In 2019, our district undertook a review of our early literacy curriculum and instructional model, which we acknowledged was simply not meeting the diverse needs of our students. While academic achievement had improved modestly, far too many students were still not reading on grade level, something that weighed heavily on everyone in the district.

The review revealed many pain points beyond test results — a lack of alignment to standards, teachers feeling overwhelmed by cross checking between materials to ensure we were covering things, and a failure to build knowledge and skills in a systematic, sequential fashion. It also revealed that we’d not provided our staff with the training they needed to build their capacity and confidence to expertly teach foundational literacy skills.

“We were grabbing things from 125 different places, from any place, covering things not spelled out in the Units of Study curriculum,” second grade teacher Stacey Vaillancourt said. “And it was so subjective. What one teacher was reading was not what another one was; there was no consistency.”

Maybe most importantly, we came to realize that our curriculum didn’t hold interest for many of our students. Too often texts emphasized Eurocentric characters and perspectives at the exclusion of providing a balance of windows and mirrors that connected knowledge to the lived experiences of all students. And because our old curriculum, Units of Study, was organized around text and writing genres as opposed to topics or themes, the scope and sequence made it difficult to cohesively build students’ background knowledge and vocabulary in a thoughtful and meaningful way, knowledge that all of our students need.

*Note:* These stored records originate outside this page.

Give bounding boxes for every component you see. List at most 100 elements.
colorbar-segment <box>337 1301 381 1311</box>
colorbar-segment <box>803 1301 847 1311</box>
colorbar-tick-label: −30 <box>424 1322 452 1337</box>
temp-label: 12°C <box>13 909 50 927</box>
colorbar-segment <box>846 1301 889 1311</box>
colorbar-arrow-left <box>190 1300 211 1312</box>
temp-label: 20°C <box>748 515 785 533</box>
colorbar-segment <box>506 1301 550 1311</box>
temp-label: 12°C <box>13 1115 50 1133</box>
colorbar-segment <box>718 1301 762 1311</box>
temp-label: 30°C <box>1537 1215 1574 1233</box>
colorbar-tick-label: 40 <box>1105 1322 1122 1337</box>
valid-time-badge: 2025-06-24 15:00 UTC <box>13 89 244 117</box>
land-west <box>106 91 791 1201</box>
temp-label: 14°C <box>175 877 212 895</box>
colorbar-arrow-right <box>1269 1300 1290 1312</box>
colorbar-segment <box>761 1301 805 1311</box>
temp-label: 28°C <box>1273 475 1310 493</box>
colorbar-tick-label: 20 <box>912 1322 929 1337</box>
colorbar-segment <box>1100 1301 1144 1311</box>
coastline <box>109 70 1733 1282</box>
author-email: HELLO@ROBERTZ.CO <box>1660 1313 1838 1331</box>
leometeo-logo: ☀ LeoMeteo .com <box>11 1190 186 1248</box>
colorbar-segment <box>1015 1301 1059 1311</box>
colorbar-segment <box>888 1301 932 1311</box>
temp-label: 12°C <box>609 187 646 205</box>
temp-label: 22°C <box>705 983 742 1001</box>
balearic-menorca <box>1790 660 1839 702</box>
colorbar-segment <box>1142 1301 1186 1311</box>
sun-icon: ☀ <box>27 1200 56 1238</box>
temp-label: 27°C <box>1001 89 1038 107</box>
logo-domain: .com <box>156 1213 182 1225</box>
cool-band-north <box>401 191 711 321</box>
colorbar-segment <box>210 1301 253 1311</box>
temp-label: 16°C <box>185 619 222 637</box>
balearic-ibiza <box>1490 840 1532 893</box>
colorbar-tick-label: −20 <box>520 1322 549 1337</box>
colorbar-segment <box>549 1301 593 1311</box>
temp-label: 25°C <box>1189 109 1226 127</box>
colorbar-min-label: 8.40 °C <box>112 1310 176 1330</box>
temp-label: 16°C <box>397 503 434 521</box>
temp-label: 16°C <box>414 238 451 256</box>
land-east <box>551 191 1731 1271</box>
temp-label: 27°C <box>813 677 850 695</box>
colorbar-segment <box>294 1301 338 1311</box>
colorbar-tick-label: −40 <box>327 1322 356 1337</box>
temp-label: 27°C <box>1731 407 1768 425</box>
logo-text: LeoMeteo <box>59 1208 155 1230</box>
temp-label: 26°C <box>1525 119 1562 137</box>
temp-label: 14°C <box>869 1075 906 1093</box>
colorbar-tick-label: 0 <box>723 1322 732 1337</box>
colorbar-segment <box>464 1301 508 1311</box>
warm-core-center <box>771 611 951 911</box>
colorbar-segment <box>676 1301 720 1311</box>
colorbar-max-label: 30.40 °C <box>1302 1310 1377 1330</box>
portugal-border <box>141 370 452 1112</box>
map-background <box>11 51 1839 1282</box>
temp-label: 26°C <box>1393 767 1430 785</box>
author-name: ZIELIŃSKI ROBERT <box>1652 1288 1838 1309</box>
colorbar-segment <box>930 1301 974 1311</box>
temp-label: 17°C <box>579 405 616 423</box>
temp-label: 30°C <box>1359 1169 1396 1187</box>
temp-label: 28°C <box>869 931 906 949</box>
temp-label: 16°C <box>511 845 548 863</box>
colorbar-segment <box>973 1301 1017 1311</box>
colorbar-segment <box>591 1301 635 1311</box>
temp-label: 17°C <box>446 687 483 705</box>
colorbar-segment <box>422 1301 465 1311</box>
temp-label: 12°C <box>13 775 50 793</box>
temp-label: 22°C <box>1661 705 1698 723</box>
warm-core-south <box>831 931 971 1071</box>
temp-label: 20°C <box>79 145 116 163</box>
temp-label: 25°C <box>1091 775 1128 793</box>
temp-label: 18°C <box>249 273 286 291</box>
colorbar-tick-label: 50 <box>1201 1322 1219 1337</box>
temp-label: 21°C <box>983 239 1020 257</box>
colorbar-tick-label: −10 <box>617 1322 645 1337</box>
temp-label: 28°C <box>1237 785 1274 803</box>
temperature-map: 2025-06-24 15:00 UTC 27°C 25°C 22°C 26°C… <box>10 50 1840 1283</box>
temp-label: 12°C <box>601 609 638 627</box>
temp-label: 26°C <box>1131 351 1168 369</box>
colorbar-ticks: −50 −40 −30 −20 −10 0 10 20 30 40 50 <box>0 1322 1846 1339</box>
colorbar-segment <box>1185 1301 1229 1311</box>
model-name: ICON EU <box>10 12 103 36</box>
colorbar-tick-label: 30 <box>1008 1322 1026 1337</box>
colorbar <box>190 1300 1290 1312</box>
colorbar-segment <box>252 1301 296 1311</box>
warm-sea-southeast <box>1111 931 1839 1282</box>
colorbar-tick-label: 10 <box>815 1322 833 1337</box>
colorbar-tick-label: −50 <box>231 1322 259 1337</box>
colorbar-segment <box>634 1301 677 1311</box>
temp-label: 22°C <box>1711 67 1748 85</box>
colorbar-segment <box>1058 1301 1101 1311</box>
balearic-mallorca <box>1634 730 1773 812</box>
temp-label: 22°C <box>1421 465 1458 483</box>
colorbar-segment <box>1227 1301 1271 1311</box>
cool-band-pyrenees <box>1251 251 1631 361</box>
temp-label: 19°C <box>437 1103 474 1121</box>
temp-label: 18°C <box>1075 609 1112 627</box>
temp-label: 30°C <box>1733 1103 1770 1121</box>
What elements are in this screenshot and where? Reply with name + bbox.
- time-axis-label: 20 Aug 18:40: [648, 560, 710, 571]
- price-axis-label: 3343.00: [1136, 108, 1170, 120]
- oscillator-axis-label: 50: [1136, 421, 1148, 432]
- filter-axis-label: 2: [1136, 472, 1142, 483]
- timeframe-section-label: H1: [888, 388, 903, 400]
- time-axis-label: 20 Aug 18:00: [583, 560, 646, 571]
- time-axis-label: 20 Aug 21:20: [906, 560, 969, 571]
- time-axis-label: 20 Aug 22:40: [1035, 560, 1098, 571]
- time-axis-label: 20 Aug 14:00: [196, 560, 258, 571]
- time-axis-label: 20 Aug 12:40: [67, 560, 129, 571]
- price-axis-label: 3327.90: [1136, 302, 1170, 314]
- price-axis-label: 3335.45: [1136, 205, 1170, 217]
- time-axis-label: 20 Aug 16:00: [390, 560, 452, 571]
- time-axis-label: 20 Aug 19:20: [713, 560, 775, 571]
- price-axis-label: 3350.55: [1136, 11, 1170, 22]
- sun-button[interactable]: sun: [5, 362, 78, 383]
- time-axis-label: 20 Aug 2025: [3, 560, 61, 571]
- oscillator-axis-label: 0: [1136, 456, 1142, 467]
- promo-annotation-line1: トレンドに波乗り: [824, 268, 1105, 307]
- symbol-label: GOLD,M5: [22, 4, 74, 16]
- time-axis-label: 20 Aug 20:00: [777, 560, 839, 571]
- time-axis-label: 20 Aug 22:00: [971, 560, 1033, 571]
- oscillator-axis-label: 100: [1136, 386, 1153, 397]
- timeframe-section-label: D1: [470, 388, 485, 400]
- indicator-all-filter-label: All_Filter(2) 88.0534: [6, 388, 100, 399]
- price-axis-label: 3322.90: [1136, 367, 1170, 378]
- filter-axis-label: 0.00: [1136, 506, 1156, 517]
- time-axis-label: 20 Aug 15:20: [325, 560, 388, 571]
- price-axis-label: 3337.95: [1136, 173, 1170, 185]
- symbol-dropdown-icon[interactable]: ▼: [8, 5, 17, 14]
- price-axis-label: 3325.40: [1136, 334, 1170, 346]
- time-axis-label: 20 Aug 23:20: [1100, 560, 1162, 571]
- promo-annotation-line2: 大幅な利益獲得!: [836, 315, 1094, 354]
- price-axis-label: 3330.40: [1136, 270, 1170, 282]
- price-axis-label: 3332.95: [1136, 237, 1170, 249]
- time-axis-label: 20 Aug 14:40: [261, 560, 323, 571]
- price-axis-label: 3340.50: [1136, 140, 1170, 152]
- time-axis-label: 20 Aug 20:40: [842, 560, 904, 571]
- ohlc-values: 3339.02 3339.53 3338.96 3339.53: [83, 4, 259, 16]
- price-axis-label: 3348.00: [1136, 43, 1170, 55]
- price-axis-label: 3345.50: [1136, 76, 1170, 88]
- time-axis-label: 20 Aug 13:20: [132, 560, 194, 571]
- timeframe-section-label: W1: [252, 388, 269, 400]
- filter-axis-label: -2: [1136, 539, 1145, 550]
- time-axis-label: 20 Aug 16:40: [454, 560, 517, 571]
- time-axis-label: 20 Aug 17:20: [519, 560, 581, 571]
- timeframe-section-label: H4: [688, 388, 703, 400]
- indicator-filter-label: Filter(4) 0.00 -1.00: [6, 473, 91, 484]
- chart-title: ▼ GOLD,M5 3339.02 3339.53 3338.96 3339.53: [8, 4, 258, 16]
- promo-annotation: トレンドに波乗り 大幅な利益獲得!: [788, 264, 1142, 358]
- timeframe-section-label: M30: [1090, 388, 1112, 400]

To further complicate things, a third-party review conducted by Johns Hopkins University of the texts being used in our classrooms revealed that students were being exposed to a steady diet of texts that lacked the depth and complexity expected for the grade level.

Motivated by these growing concerns, early in 2019, a team of 25 classroom teachers, special educators, multilingual teachers, and school and district leaders dug into student performance and growth data, consulted the research, and examined available reviews from EdReports. While the process was slowed slightly by the pandemic, our team emerged with a set of criteria through which prospective materials were considered, and ultimately, Salem Public Schools landed on an evidence-based curriculum resource that all K-2 classrooms began implementing this school year.

Moving a whole district to a new curriculum is a huge undertaking at any time, and certainly so following a school year disrupted by a pandemic and school closures.